Fidèle à son esthétique claire et précise (plans fixes, cadres…) comme aux répétitions des situations ou des lieux (souvent à table), qui définissent son cinéma, les comportements qu’il décrit traduisent à l’inverse, aussi bien nos faiblesses que nos indécisions face à nos désirs et à nos sentiments. A l’indécision des sentiments vient répondre la précision de la mise en scène. Hong Sang-soo est comme un chorégraphe des sentiments. C’est aussi ce procédé de filmer des personnages ignorants tout de leurs propres désirs et sourds de leurs propres sentiments qui rapproche le cinéma de Hong Sang-soo de celui d’Éric Rohmer. Toujours à la recherche de l’épure, le réalisateur privilégie les tournages « légers ». Si déjà sur le tournage d’Oki’s Movie il n’y avait pas plus de quatre techniciens, pour De nos jours… en plus de mettre en scène et de signer l’écriture du scénario, Hong Sang-soo occupe également les postes de directeur de la photographie, de monteur et est aussi le compositeur de la bande originale du film.

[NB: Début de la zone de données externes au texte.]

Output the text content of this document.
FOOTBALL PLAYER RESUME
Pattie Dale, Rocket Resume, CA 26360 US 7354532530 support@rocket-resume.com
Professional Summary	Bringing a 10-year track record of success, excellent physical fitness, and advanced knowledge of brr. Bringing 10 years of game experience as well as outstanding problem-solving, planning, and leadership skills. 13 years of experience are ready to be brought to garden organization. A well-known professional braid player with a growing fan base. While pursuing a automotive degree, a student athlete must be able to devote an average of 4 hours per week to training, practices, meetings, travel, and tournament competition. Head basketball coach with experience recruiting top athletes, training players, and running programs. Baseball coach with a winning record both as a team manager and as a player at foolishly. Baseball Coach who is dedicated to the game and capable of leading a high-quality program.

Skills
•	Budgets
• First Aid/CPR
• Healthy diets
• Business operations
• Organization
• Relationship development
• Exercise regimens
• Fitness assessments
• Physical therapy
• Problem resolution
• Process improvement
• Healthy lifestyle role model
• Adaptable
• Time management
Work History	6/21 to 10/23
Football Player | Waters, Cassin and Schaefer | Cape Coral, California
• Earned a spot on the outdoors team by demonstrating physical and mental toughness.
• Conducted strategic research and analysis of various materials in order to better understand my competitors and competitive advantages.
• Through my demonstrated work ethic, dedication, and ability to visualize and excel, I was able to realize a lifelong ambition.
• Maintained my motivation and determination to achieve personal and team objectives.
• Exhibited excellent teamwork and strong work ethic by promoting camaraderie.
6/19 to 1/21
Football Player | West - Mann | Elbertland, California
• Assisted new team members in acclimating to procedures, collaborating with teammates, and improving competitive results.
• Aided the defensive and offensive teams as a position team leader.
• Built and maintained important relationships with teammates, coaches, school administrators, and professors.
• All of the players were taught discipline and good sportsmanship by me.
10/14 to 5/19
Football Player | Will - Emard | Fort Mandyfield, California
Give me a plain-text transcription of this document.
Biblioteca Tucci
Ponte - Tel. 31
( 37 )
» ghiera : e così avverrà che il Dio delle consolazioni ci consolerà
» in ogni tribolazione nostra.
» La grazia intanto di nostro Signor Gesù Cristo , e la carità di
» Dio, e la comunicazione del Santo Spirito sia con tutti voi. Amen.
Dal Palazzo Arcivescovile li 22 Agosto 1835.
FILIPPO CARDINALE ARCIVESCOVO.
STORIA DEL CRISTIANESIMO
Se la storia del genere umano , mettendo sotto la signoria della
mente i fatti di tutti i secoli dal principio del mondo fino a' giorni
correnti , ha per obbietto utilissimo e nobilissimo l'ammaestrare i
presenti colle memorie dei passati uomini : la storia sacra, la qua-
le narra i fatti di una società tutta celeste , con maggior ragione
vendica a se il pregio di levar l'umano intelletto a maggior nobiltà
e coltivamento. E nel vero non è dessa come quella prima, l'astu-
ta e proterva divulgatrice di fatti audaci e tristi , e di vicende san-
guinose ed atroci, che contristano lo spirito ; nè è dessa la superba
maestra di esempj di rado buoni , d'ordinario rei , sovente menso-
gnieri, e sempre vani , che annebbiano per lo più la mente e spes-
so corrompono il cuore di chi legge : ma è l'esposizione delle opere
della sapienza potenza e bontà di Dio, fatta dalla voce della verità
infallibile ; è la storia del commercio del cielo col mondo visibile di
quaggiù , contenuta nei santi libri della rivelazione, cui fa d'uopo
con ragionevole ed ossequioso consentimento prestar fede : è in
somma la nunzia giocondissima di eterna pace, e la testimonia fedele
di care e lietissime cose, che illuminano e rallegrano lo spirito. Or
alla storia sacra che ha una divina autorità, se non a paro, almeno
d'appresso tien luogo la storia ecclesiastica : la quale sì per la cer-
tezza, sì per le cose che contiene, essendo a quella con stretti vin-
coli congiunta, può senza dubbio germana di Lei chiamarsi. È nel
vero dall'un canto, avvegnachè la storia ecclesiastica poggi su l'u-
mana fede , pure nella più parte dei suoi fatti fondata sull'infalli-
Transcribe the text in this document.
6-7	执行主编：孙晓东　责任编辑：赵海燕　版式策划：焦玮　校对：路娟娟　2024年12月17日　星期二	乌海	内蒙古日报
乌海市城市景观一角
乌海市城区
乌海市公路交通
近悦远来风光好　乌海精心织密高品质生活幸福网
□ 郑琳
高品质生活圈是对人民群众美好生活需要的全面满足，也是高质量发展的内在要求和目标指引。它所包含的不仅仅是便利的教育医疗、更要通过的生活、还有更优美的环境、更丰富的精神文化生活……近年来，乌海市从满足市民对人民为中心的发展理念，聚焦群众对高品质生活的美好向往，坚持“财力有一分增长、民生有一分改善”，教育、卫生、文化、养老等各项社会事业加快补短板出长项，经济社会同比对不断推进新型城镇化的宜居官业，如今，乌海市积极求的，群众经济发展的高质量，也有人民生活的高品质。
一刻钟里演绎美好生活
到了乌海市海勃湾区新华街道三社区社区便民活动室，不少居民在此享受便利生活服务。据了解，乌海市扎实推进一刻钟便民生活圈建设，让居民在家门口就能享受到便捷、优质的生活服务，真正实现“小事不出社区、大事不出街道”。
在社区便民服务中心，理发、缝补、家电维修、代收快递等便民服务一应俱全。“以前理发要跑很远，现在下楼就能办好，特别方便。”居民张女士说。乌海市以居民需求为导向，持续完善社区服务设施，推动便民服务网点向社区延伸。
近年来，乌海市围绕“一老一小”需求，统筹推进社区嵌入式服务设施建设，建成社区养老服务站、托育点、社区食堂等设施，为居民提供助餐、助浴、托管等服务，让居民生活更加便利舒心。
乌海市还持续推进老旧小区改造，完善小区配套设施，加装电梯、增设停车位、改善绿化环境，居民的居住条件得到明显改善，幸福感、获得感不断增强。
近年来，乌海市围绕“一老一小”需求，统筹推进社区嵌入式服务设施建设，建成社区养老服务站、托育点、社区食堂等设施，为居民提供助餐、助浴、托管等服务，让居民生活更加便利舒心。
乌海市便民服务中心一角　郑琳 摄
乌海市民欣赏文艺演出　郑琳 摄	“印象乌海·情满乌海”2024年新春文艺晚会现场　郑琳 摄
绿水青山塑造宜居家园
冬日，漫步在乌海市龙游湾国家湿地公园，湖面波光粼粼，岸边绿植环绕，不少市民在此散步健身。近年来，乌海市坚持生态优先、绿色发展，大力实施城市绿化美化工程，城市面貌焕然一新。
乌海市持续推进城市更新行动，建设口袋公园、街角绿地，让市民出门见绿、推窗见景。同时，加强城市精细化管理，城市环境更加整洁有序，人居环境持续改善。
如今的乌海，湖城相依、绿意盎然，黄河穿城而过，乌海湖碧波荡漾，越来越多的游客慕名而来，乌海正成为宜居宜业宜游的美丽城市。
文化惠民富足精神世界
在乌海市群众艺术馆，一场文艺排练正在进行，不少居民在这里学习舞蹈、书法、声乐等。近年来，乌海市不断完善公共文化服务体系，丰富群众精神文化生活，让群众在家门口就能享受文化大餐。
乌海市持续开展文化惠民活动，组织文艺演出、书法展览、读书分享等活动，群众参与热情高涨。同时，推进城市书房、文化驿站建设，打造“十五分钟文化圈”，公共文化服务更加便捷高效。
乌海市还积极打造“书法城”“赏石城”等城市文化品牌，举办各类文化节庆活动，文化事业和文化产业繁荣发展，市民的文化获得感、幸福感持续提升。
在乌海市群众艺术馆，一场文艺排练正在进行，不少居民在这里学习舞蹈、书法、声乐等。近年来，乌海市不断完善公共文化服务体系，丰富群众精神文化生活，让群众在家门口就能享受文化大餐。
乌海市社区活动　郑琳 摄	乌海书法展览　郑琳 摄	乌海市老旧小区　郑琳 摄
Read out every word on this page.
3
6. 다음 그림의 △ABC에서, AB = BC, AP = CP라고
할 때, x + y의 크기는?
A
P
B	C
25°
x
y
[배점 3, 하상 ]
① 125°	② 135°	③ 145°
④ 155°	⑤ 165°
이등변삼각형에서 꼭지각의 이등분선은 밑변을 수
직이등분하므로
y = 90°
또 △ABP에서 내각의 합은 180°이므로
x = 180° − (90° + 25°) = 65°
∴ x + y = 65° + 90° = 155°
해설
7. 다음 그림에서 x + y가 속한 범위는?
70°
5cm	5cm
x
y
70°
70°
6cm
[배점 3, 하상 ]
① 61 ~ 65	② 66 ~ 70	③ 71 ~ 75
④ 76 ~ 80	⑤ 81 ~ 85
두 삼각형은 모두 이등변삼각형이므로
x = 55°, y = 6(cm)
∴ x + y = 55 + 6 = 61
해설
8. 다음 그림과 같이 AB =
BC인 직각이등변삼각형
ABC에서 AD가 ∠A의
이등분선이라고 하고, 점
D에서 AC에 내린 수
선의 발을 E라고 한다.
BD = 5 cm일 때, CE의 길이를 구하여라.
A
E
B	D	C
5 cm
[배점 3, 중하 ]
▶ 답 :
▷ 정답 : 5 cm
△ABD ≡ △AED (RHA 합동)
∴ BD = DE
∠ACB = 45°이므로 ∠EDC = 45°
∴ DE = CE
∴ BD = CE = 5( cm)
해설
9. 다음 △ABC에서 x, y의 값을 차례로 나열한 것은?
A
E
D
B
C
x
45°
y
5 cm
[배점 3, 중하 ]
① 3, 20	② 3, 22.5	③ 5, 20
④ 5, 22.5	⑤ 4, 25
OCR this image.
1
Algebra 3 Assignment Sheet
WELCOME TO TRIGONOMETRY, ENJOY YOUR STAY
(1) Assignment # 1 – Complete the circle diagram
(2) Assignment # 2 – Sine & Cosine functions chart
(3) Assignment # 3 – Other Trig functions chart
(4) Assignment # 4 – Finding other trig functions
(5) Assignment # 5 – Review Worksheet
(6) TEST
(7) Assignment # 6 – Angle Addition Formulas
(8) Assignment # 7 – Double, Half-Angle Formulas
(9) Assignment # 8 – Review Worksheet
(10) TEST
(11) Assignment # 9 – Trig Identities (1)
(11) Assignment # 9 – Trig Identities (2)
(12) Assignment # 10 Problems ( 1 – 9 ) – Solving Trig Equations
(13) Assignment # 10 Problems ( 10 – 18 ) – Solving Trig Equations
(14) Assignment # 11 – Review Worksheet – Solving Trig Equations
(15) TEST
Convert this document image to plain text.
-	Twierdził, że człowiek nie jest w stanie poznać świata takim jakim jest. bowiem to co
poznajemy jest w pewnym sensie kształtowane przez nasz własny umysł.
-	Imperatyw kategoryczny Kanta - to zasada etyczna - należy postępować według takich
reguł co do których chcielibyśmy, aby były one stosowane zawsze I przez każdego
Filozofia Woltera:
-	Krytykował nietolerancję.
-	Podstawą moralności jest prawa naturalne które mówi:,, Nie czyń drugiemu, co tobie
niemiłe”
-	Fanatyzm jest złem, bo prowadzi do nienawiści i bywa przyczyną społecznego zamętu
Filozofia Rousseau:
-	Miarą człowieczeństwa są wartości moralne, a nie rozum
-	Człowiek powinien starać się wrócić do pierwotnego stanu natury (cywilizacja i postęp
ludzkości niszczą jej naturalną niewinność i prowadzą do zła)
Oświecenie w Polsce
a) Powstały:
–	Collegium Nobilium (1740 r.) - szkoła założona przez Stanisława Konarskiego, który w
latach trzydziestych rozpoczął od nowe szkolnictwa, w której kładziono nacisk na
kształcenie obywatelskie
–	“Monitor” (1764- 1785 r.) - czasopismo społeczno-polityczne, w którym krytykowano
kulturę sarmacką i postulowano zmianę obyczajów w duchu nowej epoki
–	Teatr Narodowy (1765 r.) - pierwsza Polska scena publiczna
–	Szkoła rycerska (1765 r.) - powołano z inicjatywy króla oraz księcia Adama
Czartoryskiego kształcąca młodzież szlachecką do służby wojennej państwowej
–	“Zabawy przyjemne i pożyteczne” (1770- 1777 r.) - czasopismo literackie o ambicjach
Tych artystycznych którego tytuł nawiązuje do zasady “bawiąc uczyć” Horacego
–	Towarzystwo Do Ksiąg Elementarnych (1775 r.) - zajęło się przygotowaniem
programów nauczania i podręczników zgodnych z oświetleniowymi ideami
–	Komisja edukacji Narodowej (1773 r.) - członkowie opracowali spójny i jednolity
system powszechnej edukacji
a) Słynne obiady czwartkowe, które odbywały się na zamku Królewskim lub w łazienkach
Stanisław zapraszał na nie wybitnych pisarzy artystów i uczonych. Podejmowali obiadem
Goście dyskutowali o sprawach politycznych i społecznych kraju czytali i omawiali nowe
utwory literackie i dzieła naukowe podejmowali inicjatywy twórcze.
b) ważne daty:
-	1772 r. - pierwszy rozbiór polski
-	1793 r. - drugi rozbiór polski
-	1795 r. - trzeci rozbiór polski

A ses débuts, Hong Sang-soo travaillait généralement sans scénario bien établi mais à partir de notes qu’il rédigeait en partie pendant le tournage et distribuait à l’équipe chaque matin. Il n’écrivait que quelques dialogues et décrivait l’ambiance générale de la scène à ses comédiens. Mais le cinéaste s’est rendu compte que ces derniers avaient besoin de plus d’indications pour développer leurs motivations et la psychologie interne de leurs personnages et qu’il était donc important pour tout le monde, afin d’être plus juste et plus précis, de prendre le temps d’écrire. Les scènes du film qui, ici, pourraient sembler improvisées, sont en fait très écrites et préparées.

 Pour incarner les personnages de cette histoire au cœur de laquelle se pose la question du portrait (et de l’autoportrait), Hong Sang-soo s’est entouré de comédiens récurrents de son cinéma.

 « Quand j’ai commencé à travailler pour M. Hong, [en 2008 avec Night and Day] je pensais qu’il était un réalisateur comme un autre. Mais je me suis rendu compte au fil du temps qu’il faisait plus attention à tout ce qui n’était pas lié directement au film. Il n’est pas un réalisateur qui fait « Action / Coupez » puis quitte le plateau et passe à autre chose. Je sens l’attention qu’il porte sur moi, et sur des choses qui ne sont pas liées directement à la scène. J’apprécie cela et la collaboration avec lui n’est pas stressante, elle est très confortable. Tout se passe paisiblement. » Ki Joo-bong.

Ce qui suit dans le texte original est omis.